L’Amérique “en avance sur nous”, disions-nous? C’était vrai, cela ne l’est plus tout à fait. Les Français, si peu “internautes” selon leur tradition, le sont devenus par obligation moderniste, — ou, soyons plus précis, par obligation “antimoderniste”. Jamais la phrase-fétiche que nous nous répétons comme une devise (définition de l’antimoderne : « Celui qui peut dire “nous modernes” tout en dénonçant le moderne. ») ne nous a paru aussi appropriée : se saisir d’un des outils de la modernité, s’en servir comme un véritable “moderne” pour mettre en accusation par le fait une des perversités fondamentales de la modernité, par l’usage du fait (les publications sur Internet) toutes les perversités du modernisme.

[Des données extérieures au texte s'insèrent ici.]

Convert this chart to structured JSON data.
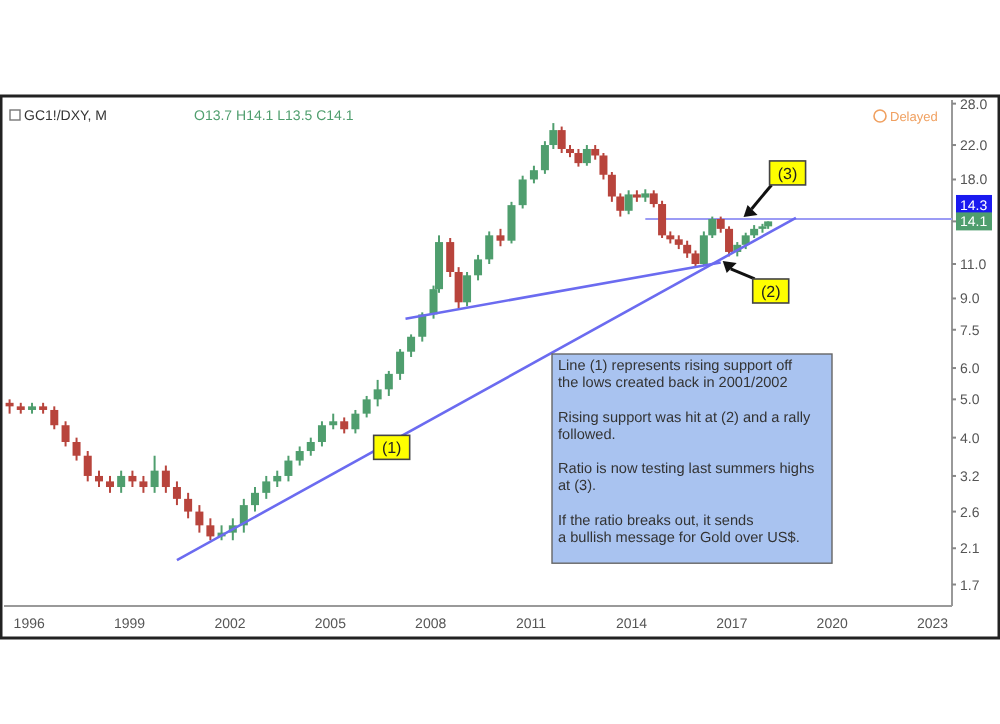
{
  "chart_data": {
    "type": "candlestick",
    "title": "GC1!/DXY, M",
    "subtitle": "O13.7 H14.1 L13.5 C14.1",
    "x": [
      "1995-06",
      "1995-10",
      "1996-02",
      "1996-06",
      "1996-10",
      "1997-02",
      "1997-06",
      "1997-10",
      "1998-02",
      "1998-06",
      "1998-10",
      "1999-02",
      "1999-06",
      "1999-10",
      "2000-02",
      "2000-06",
      "2000-10",
      "2001-02",
      "2001-06",
      "2001-10",
      "2002-02",
      "2002-06",
      "2002-10",
      "2003-02",
      "2003-06",
      "2003-10",
      "2004-02",
      "2004-06",
      "2004-10",
      "2005-02",
      "2005-06",
      "2005-10",
      "2006-02",
      "2006-06",
      "2006-10",
      "2007-02",
      "2007-06",
      "2007-10",
      "2008-02",
      "2008-04",
      "2008-08",
      "2008-11",
      "2009-02",
      "2009-06",
      "2009-10",
      "2010-02",
      "2010-06",
      "2010-10",
      "2011-02",
      "2011-06",
      "2011-09",
      "2011-12",
      "2012-03",
      "2012-06",
      "2012-09",
      "2012-12",
      "2013-03",
      "2013-06",
      "2013-09",
      "2013-12",
      "2014-03",
      "2014-06",
      "2014-09",
      "2014-12",
      "2015-03",
      "2015-06",
      "2015-09",
      "2015-12",
      "2016-03",
      "2016-06",
      "2016-09",
      "2016-12",
      "2017-03",
      "2017-06",
      "2017-09",
      "2017-12",
      "2018-02"
    ],
    "ohlc": [
      [
        4.9,
        5.0,
        4.6,
        4.8
      ],
      [
        4.8,
        4.9,
        4.6,
        4.7
      ],
      [
        4.7,
        4.9,
        4.6,
        4.8
      ],
      [
        4.8,
        4.9,
        4.6,
        4.7
      ],
      [
        4.7,
        4.8,
        4.2,
        4.3
      ],
      [
        4.3,
        4.4,
        3.8,
        3.9
      ],
      [
        3.9,
        4.0,
        3.5,
        3.6
      ],
      [
        3.6,
        3.7,
        3.1,
        3.2
      ],
      [
        3.2,
        3.3,
        3.0,
        3.1
      ],
      [
        3.1,
        3.2,
        2.9,
        3.0
      ],
      [
        3.0,
        3.3,
        2.9,
        3.2
      ],
      [
        3.2,
        3.3,
        3.0,
        3.1
      ],
      [
        3.1,
        3.2,
        2.9,
        3.0
      ],
      [
        3.0,
        3.6,
        2.9,
        3.3
      ],
      [
        3.3,
        3.4,
        2.9,
        3.0
      ],
      [
        3.0,
        3.1,
        2.7,
        2.8
      ],
      [
        2.8,
        2.9,
        2.5,
        2.6
      ],
      [
        2.6,
        2.7,
        2.3,
        2.4
      ],
      [
        2.4,
        2.5,
        2.2,
        2.25
      ],
      [
        2.25,
        2.4,
        2.2,
        2.3
      ],
      [
        2.3,
        2.5,
        2.2,
        2.4
      ],
      [
        2.4,
        2.8,
        2.3,
        2.7
      ],
      [
        2.7,
        3.0,
        2.6,
        2.9
      ],
      [
        2.9,
        3.2,
        2.8,
        3.1
      ],
      [
        3.1,
        3.3,
        3.0,
        3.2
      ],
      [
        3.2,
        3.6,
        3.1,
        3.5
      ],
      [
        3.5,
        3.8,
        3.4,
        3.7
      ],
      [
        3.7,
        4.0,
        3.6,
        3.9
      ],
      [
        3.9,
        4.4,
        3.8,
        4.3
      ],
      [
        4.3,
        4.6,
        4.2,
        4.4
      ],
      [
        4.4,
        4.5,
        4.1,
        4.2
      ],
      [
        4.2,
        4.7,
        4.1,
        4.6
      ],
      [
        4.6,
        5.1,
        4.5,
        5.0
      ],
      [
        5.0,
        5.6,
        4.8,
        5.3
      ],
      [
        5.3,
        5.9,
        5.1,
        5.8
      ],
      [
        5.8,
        6.7,
        5.6,
        6.6
      ],
      [
        6.6,
        7.3,
        6.4,
        7.2
      ],
      [
        7.2,
        8.3,
        7.0,
        8.2
      ],
      [
        8.2,
        9.7,
        8.0,
        9.5
      ],
      [
        9.5,
        13.0,
        9.3,
        12.5
      ],
      [
        12.5,
        12.8,
        10.2,
        10.5
      ],
      [
        10.5,
        10.8,
        8.5,
        8.8
      ],
      [
        8.8,
        10.5,
        8.6,
        10.3
      ],
      [
        10.3,
        11.6,
        10.0,
        11.3
      ],
      [
        11.3,
        13.3,
        11.0,
        13.0
      ],
      [
        13.0,
        13.5,
        12.2,
        12.6
      ],
      [
        12.6,
        15.8,
        12.4,
        15.5
      ],
      [
        15.5,
        18.4,
        15.2,
        18.0
      ],
      [
        18.0,
        19.5,
        17.6,
        19.0
      ],
      [
        19.0,
        22.5,
        18.6,
        22.0
      ],
      [
        22.0,
        25.0,
        21.5,
        24.0
      ],
      [
        24.0,
        24.5,
        21.0,
        21.5
      ],
      [
        21.5,
        22.0,
        20.5,
        21.0
      ],
      [
        21.0,
        21.5,
        19.4,
        19.8
      ],
      [
        19.8,
        22.0,
        19.5,
        21.5
      ],
      [
        21.5,
        22.0,
        20.2,
        20.7
      ],
      [
        20.7,
        21.0,
        18.0,
        18.5
      ],
      [
        18.5,
        18.8,
        15.8,
        16.3
      ],
      [
        16.3,
        16.6,
        14.5,
        15.0
      ],
      [
        15.0,
        16.9,
        14.7,
        16.5
      ],
      [
        16.5,
        16.9,
        15.8,
        16.2
      ],
      [
        16.2,
        17.0,
        15.8,
        16.6
      ],
      [
        16.6,
        16.9,
        15.3,
        15.6
      ],
      [
        15.6,
        15.9,
        12.8,
        13.0
      ],
      [
        13.0,
        13.3,
        12.4,
        12.7
      ],
      [
        12.7,
        13.0,
        12.0,
        12.3
      ],
      [
        12.3,
        12.6,
        11.4,
        11.7
      ],
      [
        11.7,
        11.9,
        10.8,
        11.0
      ],
      [
        11.0,
        13.3,
        10.9,
        13.0
      ],
      [
        13.0,
        14.5,
        12.8,
        14.3
      ],
      [
        14.3,
        14.5,
        13.2,
        13.5
      ],
      [
        13.5,
        13.7,
        11.5,
        11.8
      ],
      [
        11.8,
        12.5,
        11.5,
        12.3
      ],
      [
        12.3,
        13.2,
        12.0,
        13.0
      ],
      [
        13.0,
        13.8,
        12.8,
        13.5
      ],
      [
        13.5,
        13.9,
        13.2,
        13.7
      ],
      [
        13.7,
        14.1,
        13.5,
        14.1
      ]
    ],
    "series": [
      {
        "type": "line",
        "color": "#6b6bf0",
        "x": [
          "2000-06",
          "2018-12"
        ],
        "values": [
          1.96,
          14.4
        ]
      },
      {
        "type": "line",
        "color": "#6b6bf0",
        "x": [
          "2007-04",
          "2016-09"
        ],
        "values": [
          8.0,
          11.1
        ]
      }
    ],
    "log": true,
    "ylim": [
      1.5,
      28.6
    ],
    "yticks": [
      {
        "value": 1.7,
        "label": "1.7"
      },
      {
        "value": 2.1,
        "label": "2.1"
      },
      {
        "value": 2.6,
        "label": "2.6"
      },
      {
        "value": 3.2,
        "label": "3.2"
      },
      {
        "value": 4,
        "label": "4.0"
      },
      {
        "value": 5,
        "label": "5.0"
      },
      {
        "value": 6,
        "label": "6.0"
      },
      {
        "value": 7.5,
        "label": "7.5"
      },
      {
        "value": 9,
        "label": "9.0"
      },
      {
        "value": 11,
        "label": "11.0"
      },
      {
        "value": 14.1,
        "label": "14.1"
      },
      {
        "value": 18,
        "label": "18.0"
      },
      {
        "value": 22,
        "label": "22.0"
      },
      {
        "value": 28,
        "label": "28.0"
      }
    ],
    "xlim": [
      "1995-04",
      "2023-08"
    ],
    "xticks": [
      "1996",
      "1999",
      "2002",
      "2005",
      "2008",
      "2011",
      "2014",
      "2017",
      "2020",
      "2023"
    ],
    "ref_lines": [
      {
        "axis": "y",
        "value": 14.3,
        "label": "14.3",
        "color": "#9b9bf5"
      }
    ],
    "grid": false,
    "annotations": [
      "Delayed",
      "Line (1) represents rising support off\nthe lows created back in 2001/2002\n\nRising support was hit at (2) and a rally\nfollowed.\n\nRatio is now testing last summers highs\nat (3).\n\nIf the ratio breaks out, it sends\na bullish message for Gold over US$.",
      {
        "text": "(1)",
        "x": "2006-11",
        "y": 3.78
      },
      {
        "text": "(2)",
        "x": "2018-03",
        "y": 9.4
      },
      {
        "text": "(3)",
        "x": "2018-09",
        "y": 18.7
      }
    ]
  }
}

Certes, ce que nous révèle l’analyse des chercheurs de l’université de Compiègne marque une nouvelle étape dans l’affirmation du réseau comme acteur essentiel de la politique du monde. La chose est incontestable : Internet a, en France, participé de manière fondamentale à la manufacture de l’événement que fut le “non” au référendum. En cela, Internet a pris le système a son propre piège, et il a serré, serré, jusqu’au vote du 29 mai. Il a acquis une nouvelle dimension : il est devenu pouvoir lui-même.
En un sens, l’évolution américaine signalée plus haut renvoie au même phénomène. Indirectement, Internet-dissident a sa part dans le recul sensible de la confiance des Américains dans les deux piliers du régime (l’armée et la presse), dans cette marque sociologique profonde dans une attitude qui conditionne la survie du système. C’est un acte de pouvoir, cela, et, peut-être, — selon ce que dira l’avenir, — un acte de prise de pouvoir.
Le trait le plus marquant de ce nouveau pouvoir qu’est Internet est qu’il échappe aux caractères qui forment le pouvoir : il est sans identité, insaisissable, imprévisible, omniprésent et ainsi de suite … “Démocratique”, diraient nos amis internautes? Allons, pas de sentimentalisme ni de romantisme. Comme pouvoir, Internet c’est plutôt Big Brother, mais complètement à l’envers, fait pour faire mordre la poussière au vrai Big Brother — lequel, par bonheur et éventuellement sous les traits assez sympathiques et finalement très communs de GW, se montre d’une maladresse et d’une médiocrité si extrêmes.